García-Sánchez Ignacio, Fresnedo Óscar, González-Coma José P, Castedo Luis
Department of Computer Engineering & CITIC Research Center, University of A Coruña, Campus de Elviña s/n, 15071 A Coruña, Spain.
Defense University Center, The Spanish Naval Academy, University of Vigo, Plaza de España 2, Marín, 36920 Pontevedra, Spain.
Sensors (Basel). 2021 Sep 30;21(19):6551. doi: 10.3390/s21196551.
In this work, we study and analyze the reconstruction of hyperspectral images that are sampled with a CASSI device. The sensing procedure was modeled with the help of the CS theory, which enabled efficient mechanisms for the reconstruction of the hyperspectral images from their compressive measurements. In particular, we considered and compared four different type of estimation algorithms: OMP, GPSR, LASSO, and IST. Furthermore, the large dimensions of hyperspectral images required the implementation of a practical block CASSI model to reconstruct the images with an acceptable delay and affordable computational cost.
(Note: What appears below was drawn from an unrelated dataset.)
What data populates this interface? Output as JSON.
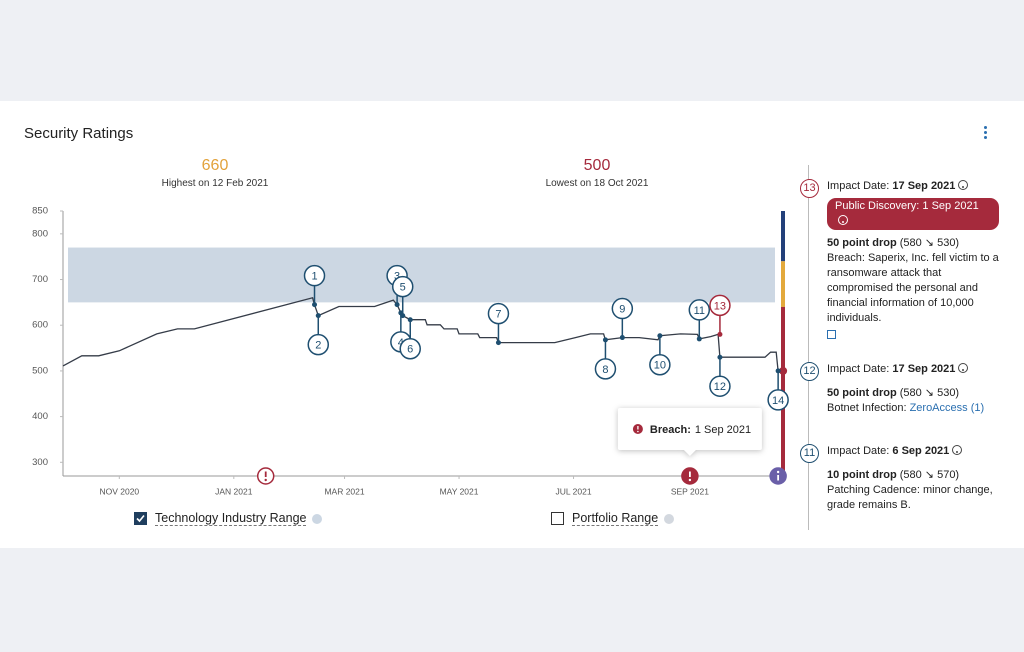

In order to consider the particularities of the block model and the dispersive effects in the CASSI-like sensing procedure, the problem was reformulated, as well as the construction of the variables involved. For this practical CASSI setup, we evaluated the performance of the overall system by considering the aforementioned algorithms and the different factors that impacted the reconstruction procedure. Finally, the obtained results were analyzed and discussed from a practical perspective.
在这项工作中,我们研究并分析了用CASSI设备采样的高光谱图像的重建。借助压缩感知(CS)理论对传感过程进行建模,该理论为从压缩测量中重建高光谱图像提供了高效机制。具体而言,我们考虑并比较了四种不同类型的估计算法:正交匹配追踪(OMP)、梯度投影稀疏重构(GPSR)、最小绝对收缩和选择算子(LASSO)以及迭代软阈值(IST)。此外,高光谱图像的大尺寸要求实现一个实用的块CASSI模型,以便在可接受的延迟和可承受的计算成本下重建图像。为了考虑块模型的特殊性以及类似CASSI传感过程中的色散效应,对问题进行了重新表述,并构建了相关变量。对于这种实用的CASSI设置,我们通过考虑上述算法以及影响重建过程的不同因素来评估整个系统的性能。最后,从实际角度对获得的结果进行了分析和讨论。